I would be interested to know what characteristics were observed in the bladder cancer cases that were not detected by Uromonitor. For example, do these false‑negative cases share specific pathological or molecular features that might explain the negative result? It would also be valuable if the Discussion could address how such limitations might be mitigated when using Uromonitor, for instance, by combining it with other biomarkers, refining the mutation panel, or integrating it with cystoscopy and clinical risk factors to improve detection of these “missed” tumors

 

 

Author Response

Dear Prof. Dr. Qiang Lv,

Dear Dr. Xiao Yang,

Dear Prof. Dr. Kjaer (Editor-in-Chief),

Dear Reviewer,

 

We would like to express our sincere gratitude to the Editors and all three reviewers for their careful evaluation of our manuscript and for their thoughtful and constructive comments. We highly appreciate the time and expertise invested in the review process. The reviewers’ suggestions have been invaluable in improving the clarity, contextualization, and clinical relevance of our systematic review.

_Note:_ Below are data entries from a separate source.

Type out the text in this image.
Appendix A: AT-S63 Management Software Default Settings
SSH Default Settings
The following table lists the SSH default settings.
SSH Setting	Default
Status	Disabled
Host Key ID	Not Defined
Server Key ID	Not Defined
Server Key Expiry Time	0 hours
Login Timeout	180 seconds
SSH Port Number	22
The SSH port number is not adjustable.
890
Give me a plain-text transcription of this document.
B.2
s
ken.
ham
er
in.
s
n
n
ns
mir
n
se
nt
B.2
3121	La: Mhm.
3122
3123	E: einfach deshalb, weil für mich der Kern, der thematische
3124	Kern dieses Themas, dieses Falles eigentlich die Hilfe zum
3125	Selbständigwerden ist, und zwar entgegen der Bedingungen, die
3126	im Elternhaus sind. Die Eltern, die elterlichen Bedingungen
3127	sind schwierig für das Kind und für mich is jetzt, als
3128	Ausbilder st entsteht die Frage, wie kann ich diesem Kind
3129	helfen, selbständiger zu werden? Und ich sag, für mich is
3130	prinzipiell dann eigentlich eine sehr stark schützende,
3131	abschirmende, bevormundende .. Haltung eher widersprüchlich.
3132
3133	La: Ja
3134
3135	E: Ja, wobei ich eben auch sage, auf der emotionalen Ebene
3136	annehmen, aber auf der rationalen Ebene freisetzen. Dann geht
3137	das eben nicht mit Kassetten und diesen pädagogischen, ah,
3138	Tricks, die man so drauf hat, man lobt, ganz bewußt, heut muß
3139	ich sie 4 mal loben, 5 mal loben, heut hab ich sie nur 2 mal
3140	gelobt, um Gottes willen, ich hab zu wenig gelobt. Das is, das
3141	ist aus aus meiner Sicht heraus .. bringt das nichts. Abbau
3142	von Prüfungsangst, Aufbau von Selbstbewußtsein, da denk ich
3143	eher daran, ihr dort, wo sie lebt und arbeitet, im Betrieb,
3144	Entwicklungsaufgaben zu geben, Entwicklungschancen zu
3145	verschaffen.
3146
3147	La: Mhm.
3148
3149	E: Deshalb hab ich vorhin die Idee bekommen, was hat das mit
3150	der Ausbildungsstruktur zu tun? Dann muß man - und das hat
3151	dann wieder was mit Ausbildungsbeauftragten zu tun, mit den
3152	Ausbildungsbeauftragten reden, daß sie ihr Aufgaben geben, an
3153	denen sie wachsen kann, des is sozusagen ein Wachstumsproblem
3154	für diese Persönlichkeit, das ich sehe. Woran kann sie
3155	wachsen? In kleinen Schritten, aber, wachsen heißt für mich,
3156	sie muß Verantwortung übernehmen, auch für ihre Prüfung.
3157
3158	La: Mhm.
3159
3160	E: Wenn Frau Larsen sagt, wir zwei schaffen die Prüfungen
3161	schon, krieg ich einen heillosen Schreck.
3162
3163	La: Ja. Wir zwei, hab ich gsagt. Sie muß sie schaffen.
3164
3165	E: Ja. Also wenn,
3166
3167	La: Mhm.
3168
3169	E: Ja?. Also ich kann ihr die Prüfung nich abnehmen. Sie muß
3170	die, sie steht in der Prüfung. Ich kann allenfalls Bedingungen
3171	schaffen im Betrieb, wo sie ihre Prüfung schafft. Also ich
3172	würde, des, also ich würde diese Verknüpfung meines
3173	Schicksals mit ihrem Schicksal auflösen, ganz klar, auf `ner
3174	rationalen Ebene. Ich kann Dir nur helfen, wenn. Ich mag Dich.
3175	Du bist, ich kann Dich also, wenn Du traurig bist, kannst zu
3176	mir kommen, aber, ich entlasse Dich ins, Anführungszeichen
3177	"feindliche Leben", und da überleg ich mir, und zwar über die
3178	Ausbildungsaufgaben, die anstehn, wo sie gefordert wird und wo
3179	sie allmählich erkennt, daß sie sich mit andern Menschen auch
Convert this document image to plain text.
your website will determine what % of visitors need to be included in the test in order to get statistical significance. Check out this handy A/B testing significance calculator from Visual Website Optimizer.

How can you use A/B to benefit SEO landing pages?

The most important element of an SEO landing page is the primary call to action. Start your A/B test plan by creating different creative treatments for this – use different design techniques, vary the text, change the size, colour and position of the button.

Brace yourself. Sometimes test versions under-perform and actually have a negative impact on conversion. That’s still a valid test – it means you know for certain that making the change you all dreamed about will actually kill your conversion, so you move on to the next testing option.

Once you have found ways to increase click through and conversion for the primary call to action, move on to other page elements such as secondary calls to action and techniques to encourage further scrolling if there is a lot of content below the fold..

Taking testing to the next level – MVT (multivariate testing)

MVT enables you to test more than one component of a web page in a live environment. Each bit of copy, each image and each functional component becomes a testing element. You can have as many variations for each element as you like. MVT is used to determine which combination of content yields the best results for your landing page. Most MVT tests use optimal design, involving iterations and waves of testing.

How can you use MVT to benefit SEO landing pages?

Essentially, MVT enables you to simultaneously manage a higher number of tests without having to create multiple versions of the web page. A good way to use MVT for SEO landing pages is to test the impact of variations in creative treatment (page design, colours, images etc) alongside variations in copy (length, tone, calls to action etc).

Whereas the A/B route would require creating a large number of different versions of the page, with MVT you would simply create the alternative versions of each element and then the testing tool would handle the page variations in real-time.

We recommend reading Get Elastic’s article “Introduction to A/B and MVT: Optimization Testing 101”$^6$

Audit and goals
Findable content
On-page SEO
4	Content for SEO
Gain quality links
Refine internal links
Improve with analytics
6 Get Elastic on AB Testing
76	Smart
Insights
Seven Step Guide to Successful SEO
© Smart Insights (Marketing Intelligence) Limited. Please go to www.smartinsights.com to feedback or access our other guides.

We have addressed all comments point by point below. All revisions are explicitly indicated, with precise references to the revised sections in the manuscript and the Supplementary Materials.

 

Reviewer 3

We sincerely thank the reviewer for the insightful and clinically nuanced comments, which helped to further sharpen the interpretation of our findings.

Comment 1

Can urine-based biomarkers distinguish high-risk disease, including tumor grade and CIS?

Response:
We thank the reviewer for this important question. We have clarified in the Discussion that urine-based biomarkers are primarily designed to detect tumor-associated molecular alterations, whereas discrimination of high-risk features such as tumor grade and carcinoma in situ represents a distinct and more complex challenge. Subgroup analyses stratified by stage and grade were limited to what was reported in the primary studies and are summarized in Supplementary Table 1. Further stratification is currently not supported by the available published data.

Manuscript changes:

– The Discussion has been revised to clearly distinguish tumor detection from risk stratification.
– Cross-references to Supplementary Table 1 have been strengthened.

 

Comment 2

Were Uromonitor results analyzed in cases with atypical or undetermined urine cytology?

Response:
We thank the reviewer for this insightful comment. All included studies applying urine cytology used dichotomized reporting according to the Paris System, classifying atypical urothelial cells as negative in binary analyses. Separate analyses for atypical or indeterminate cytology were therefore not consistently available across studies. We have clarified this methodological aspect and expanded the Discussion to address the potential role of molecular assays in equivocal cytology scenarios.

Manuscript changes:

– Clarification added to the Methods section regarding cytology dichotomization.
– Expanded Discussion on potential value in equivocal cytology settings.

 

Comment 3

What characterizes false-negative Uromonitor cases and how might these limitations be mitigated?

Response:
We thank the reviewer for this important comment. Detailed characterization of false-negative cases was only available in a subset of studies and could not be aggregated quantitatively. However, available subgroup analyses demonstrate reduced detection rates in muscle-invasive and high-grade tumors, supporting our conclusion that Uromonitor® should not be used as a stand-alone test. We have expanded the Discussion to address potential biological and technical explanations and to outline mitigation strategies, including combination with cystoscopy and clinical risk stratification.

Manuscript changes:

– Expanded Discussion addressing false-negative patterns and mitigation strategies.

Round 2

Reviewer 3 Report

Comments and Suggestions for Authors

The authors revised the manuscript based on the reviewer's requests.